I just don't get it, in the age of microwaves - "it'll go cold" is no longer a valid excuse for condemning our children to having messed up eating for the rest of their lives, is it?

moondog · 10/12/2007 18:37

Absolute nonsnese Emma.
In no way is clearing food comparable to leaving child with only a small window to defecate/urinate.

emmaagain · 10/12/2007 18:46

Why not? Is it healthy to demand that someone else's hunger is on my timetable and at my convenience?

moondog · 10/12/2007 18:55

Errr,who's in charge here?
The kids or the adults?
Last time I checked,I do the cooking and pay for it and clean the mess up afterwards which I feel gives me a tiny bit of authority in my own home.

FrannyandZooey · 10/12/2007 19:06

I think it is reasonable to expect young children to show the beginnings of fitting in with our social norms and customs of eating food at certain times

I think the OP's son seems to be doing very well with this as he enjoys a big breakfast and lunch. I think the fact his body doesn't seem to need dinner, or for whatever reason he doesn't WANT to eat at this time, is worth ignoring really.

I think when food becomes mixed up with discipline issues then there is a problem somewhere, and it isn't usually originating from the child

emmaagain · 10/12/2007 19:12

"Errr,who's in charge here?
The kids or the adults?"

I don't think this has anything to do with authority. I still don't understand why it's a good idea to teach our children to eat when they aren't hungry by providing food only at parentally-decided times.
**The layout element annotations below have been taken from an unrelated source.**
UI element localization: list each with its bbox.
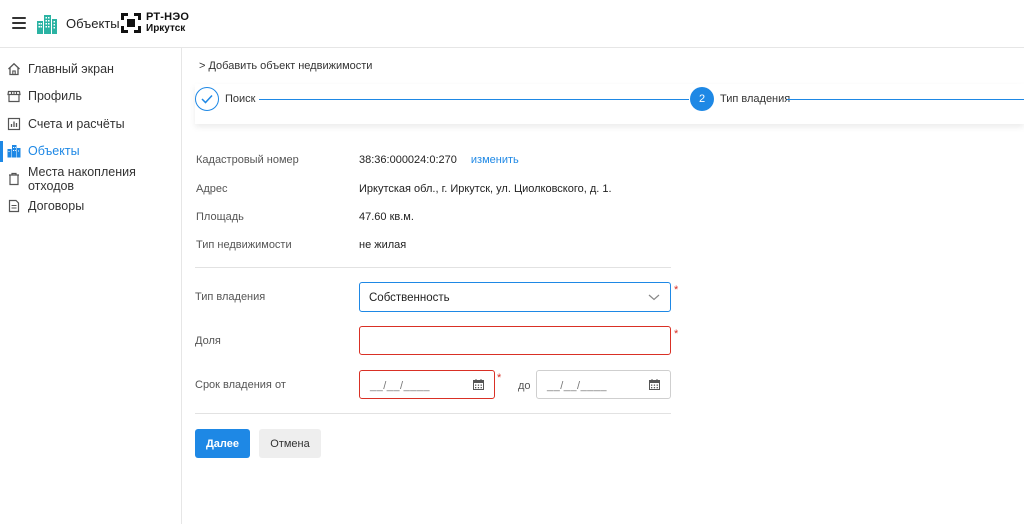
cadastral-label: Кадастровый номер xyxy=(196,154,299,166)
date-from-value: __/__/____ xyxy=(370,380,431,392)
type-value: не жилая xyxy=(359,239,407,251)
date-to-input[interactable]: __/__/____ xyxy=(536,370,671,399)
share-label: Доля xyxy=(195,335,221,347)
calendar-icon[interactable] xyxy=(473,379,484,390)
stepper: Поиск 2 Тип владения xyxy=(195,84,1024,124)
chart-icon xyxy=(7,117,21,131)
sidebar: Главный экран Профиль Счета и расчёты Об… xyxy=(0,48,182,524)
type-label: Тип недвижимости xyxy=(196,239,292,251)
sidebar-item-label: Главный экран xyxy=(28,61,114,76)
top-bar: Объекты РТ-НЭО Иркутск xyxy=(0,0,1024,48)
chevron-down-icon xyxy=(648,294,660,301)
sidebar-item-contracts[interactable]: Договоры xyxy=(0,193,181,221)
sidebar-item-label: Профиль xyxy=(28,89,82,104)
change-link[interactable]: изменить xyxy=(471,154,519,166)
sidebar-item-label: Договоры xyxy=(28,199,85,214)
required-mark: * xyxy=(674,328,679,340)
divider xyxy=(195,413,671,414)
sidebar-item-home[interactable]: Главный экран xyxy=(0,55,181,83)
company-logo[interactable]: РТ-НЭО Иркутск xyxy=(119,10,189,36)
sidebar-item-label: Места накопления отходов xyxy=(28,164,136,193)
sidebar-item-profile[interactable]: Профиль xyxy=(0,83,181,111)
home-icon xyxy=(7,62,21,76)
buildings-icon xyxy=(37,15,57,34)
cadastral-value: 38:36:000024:0:270 изменить xyxy=(359,154,519,166)
address-label: Адрес xyxy=(196,183,228,195)
step-1-complete[interactable] xyxy=(195,87,219,111)
sidebar-item-waste-sites[interactable]: Места накопления отходов xyxy=(0,165,181,193)
next-button[interactable]: Далее xyxy=(195,429,250,458)
calendar-icon[interactable] xyxy=(649,379,660,390)
logo-mark-icon xyxy=(121,13,141,33)
step-connector xyxy=(259,99,689,100)
divider xyxy=(195,267,671,268)
period-label: Срок владения от xyxy=(195,379,286,391)
date-from-input[interactable]: __/__/____ xyxy=(359,370,495,399)
sidebar-item-label: Объекты xyxy=(28,144,80,159)
step-connector xyxy=(787,99,1024,100)
step-2-active: 2 xyxy=(690,87,714,111)
sidebar-item-label: Счета и расчёты xyxy=(28,116,125,131)
area-value: 47.60 кв.м. xyxy=(359,211,414,223)
required-mark: * xyxy=(674,284,679,296)
address-value: Иркутская обл., г. Иркутск, ул. Циолковс… xyxy=(359,183,612,195)
buildings-icon xyxy=(7,144,21,158)
menu-icon[interactable] xyxy=(12,17,26,29)
app-title: Объекты xyxy=(66,16,120,31)
area-label: Площадь xyxy=(196,211,244,223)
store-icon xyxy=(7,89,21,103)
sidebar-item-objects[interactable]: Объекты xyxy=(0,138,181,166)
cadastral-number: 38:36:000024:0:270 xyxy=(359,154,457,166)
share-input[interactable] xyxy=(359,326,671,355)
step-2-label: Тип владения xyxy=(720,93,791,105)
until-label: до xyxy=(518,380,531,392)
ownership-select[interactable]: Собственность xyxy=(359,282,671,312)
required-mark: * xyxy=(497,372,502,384)
logo-text: РТ-НЭО Иркутск xyxy=(146,11,190,35)
ownership-value: Собственность xyxy=(369,292,450,304)
cancel-button[interactable]: Отмена xyxy=(259,429,321,458)
trash-icon xyxy=(7,172,21,186)
sidebar-item-bills[interactable]: Счета и расчёты xyxy=(0,110,181,138)
breadcrumb[interactable]: > Добавить объект недвижимости xyxy=(199,60,372,72)
document-icon xyxy=(7,199,21,213)
ownership-label: Тип владения xyxy=(195,291,266,303)
check-icon xyxy=(201,94,213,104)
date-to-value: __/__/____ xyxy=(547,380,608,392)
step-1-label: Поиск xyxy=(225,93,256,105)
How is this going to help them either now or in later life?

moondog · 10/12/2007 19:30

So Emma,is there a 24 hour buffet at yours then?

emmaagain · 10/12/2007 19:32

Yup. Like I said upthread. I'm an "unfooder".

As it turns out, we all tend to eat together twice a day because we tend to enjoy each other's company, and our eating patterns often fall into the same rhythms, but everyone eats when they are hungry, and the microwave gets plenty of reheating use for those who are hungry at different times for whatever reason.